# How do you normalize  (15i- 3j + 12k) ?

Feb 4, 2016

Normalizing a vector involves dividing each of its elements by its length. In this case the normalized vector is $\left(\frac{15}{\sqrt{378}} i - \frac{3}{\sqrt{378}} j + \frac{12}{\sqrt{378}} k\right)$ or $\left(\frac{15}{19.4} i - \frac{3}{19.4} j + \frac{12}{19.4} k\right)$.

#### Explanation:

Normalizing a vector is creating a vector of length $1$ unit in the same direction as the original vector.
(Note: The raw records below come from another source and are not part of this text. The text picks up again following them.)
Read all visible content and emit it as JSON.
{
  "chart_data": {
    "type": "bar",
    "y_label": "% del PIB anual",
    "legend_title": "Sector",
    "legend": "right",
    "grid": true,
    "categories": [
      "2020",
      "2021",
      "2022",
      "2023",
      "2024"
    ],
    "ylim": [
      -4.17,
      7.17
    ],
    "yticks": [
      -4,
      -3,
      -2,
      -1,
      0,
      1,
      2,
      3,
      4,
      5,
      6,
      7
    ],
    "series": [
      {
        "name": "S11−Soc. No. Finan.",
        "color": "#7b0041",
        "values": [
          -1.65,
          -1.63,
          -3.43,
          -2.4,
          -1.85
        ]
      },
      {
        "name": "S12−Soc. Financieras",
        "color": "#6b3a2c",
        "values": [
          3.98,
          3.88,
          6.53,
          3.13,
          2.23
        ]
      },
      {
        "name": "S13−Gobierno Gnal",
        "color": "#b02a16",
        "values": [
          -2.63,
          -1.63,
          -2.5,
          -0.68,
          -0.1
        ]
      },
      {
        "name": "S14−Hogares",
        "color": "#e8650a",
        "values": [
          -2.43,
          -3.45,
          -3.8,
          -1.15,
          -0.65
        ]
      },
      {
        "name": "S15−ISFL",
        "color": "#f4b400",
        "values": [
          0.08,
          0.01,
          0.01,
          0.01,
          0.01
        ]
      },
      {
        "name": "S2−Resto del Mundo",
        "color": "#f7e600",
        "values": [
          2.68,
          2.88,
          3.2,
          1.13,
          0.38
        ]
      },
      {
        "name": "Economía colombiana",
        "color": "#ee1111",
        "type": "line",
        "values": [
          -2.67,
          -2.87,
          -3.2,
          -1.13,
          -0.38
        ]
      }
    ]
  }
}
To do that, we divide each of the elements by the length of the vector. The find the length of a vector $\left(a i + b j + c k\right)$ the formula is:

$l = \sqrt{{a}^{2} + {b}^{2} + {c}^{2}}$

In this case:

$l = \sqrt{{15}^{2} + {\left(- 3\right)}^{2} + {12}^{2}} = \sqrt{225 + 9 + 144} = \sqrt{378}$ $\left(= 19.4\right)$

The final vector can be expressed as $\left(\frac{15}{\sqrt{378}} i - \frac{3}{\sqrt{378}} j + \frac{12}{\sqrt{378}} k\right)$ or $\left(\frac{15}{19.4} i - \frac{3}{19.4} j + \frac{12}{19.4} k\right)$.